In article <1992Jun9.041637.10084@reed.edu> orpheus@reed.edu (P. Hawthorne) writes:
>
>  There are, as I am sure you would agree, other factors such as safety,
>ecology, pragmatism and so forth that should be considered as well.
>
Why do I have the idea that you think that the only reason we don't have
robots doing all of the work necessary is because there is a conspiracy
amoung 'them'?

>  One could argue that we never really had the idea of capital investment,
>and that the Yankee spirit of technical innovation arises largely from
>noticing that there are deals to be done, if only we had the tech. 

I'll sure say that this couldn't be a more opaque statement. I guess
you think that the large companies in this country that are now
completely crippled by taxation never made any capital acqusitions.
>
>  For instance, the American clipper ships were designed and built because
>the triangular trade routes were just waiting to be run, and everyone
>involved stood to gain. Rather than a detailed plan culminating in final
>achievement, merchant captains noticed opportunity and set to work.
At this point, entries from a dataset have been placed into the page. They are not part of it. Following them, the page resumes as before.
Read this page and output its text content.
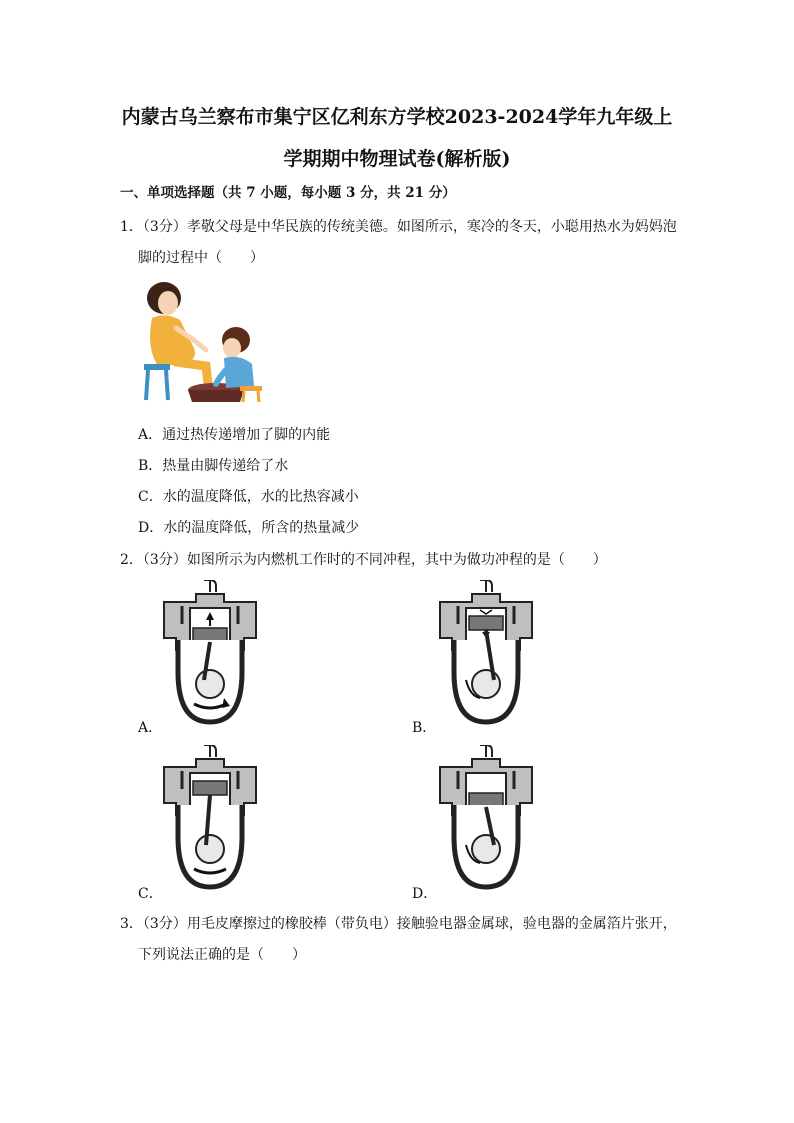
内蒙古乌兰察布市集宁区亿利东方学校2023-2024学年九年级上
学期期中物理试卷(解析版)
一、单项选择题（共 7 小题，每小题 3 分，共 21 分）
1．（3分）孝敬父母是中华民族的传统美德。如图所示，寒冷的冬天，小聪用热水为妈妈泡
脚的过程中（　　）
A．通过热传递增加了脚的内能
B．热量由脚传递给了水
C．水的温度降低，水的比热容减小
D．水的温度降低，所含的热量减少
2．（3分）如图所示为内燃机工作时的不同冲程，其中为做功冲程的是（　　）
A．	B．
C．	D．
3．（3分）用毛皮摩擦过的橡胶棒（带负电）接触验电器金属球，验电器的金属箔片张开，
下列说法正确的是（　　）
Clipper Ships as such didn't appear until after the slave trade was 
eliminated. Please read the several books written by Chapelle.
>
>  Matsushita already does, and we already are. Motorola, a Matsushita limb,
>has put the 68HC11 on the drawing board for a fuzzy inference overhaul.
>
Can you suggest what super improvement fuzzy inference (which is
nothing more than rounding off) has over many other methods?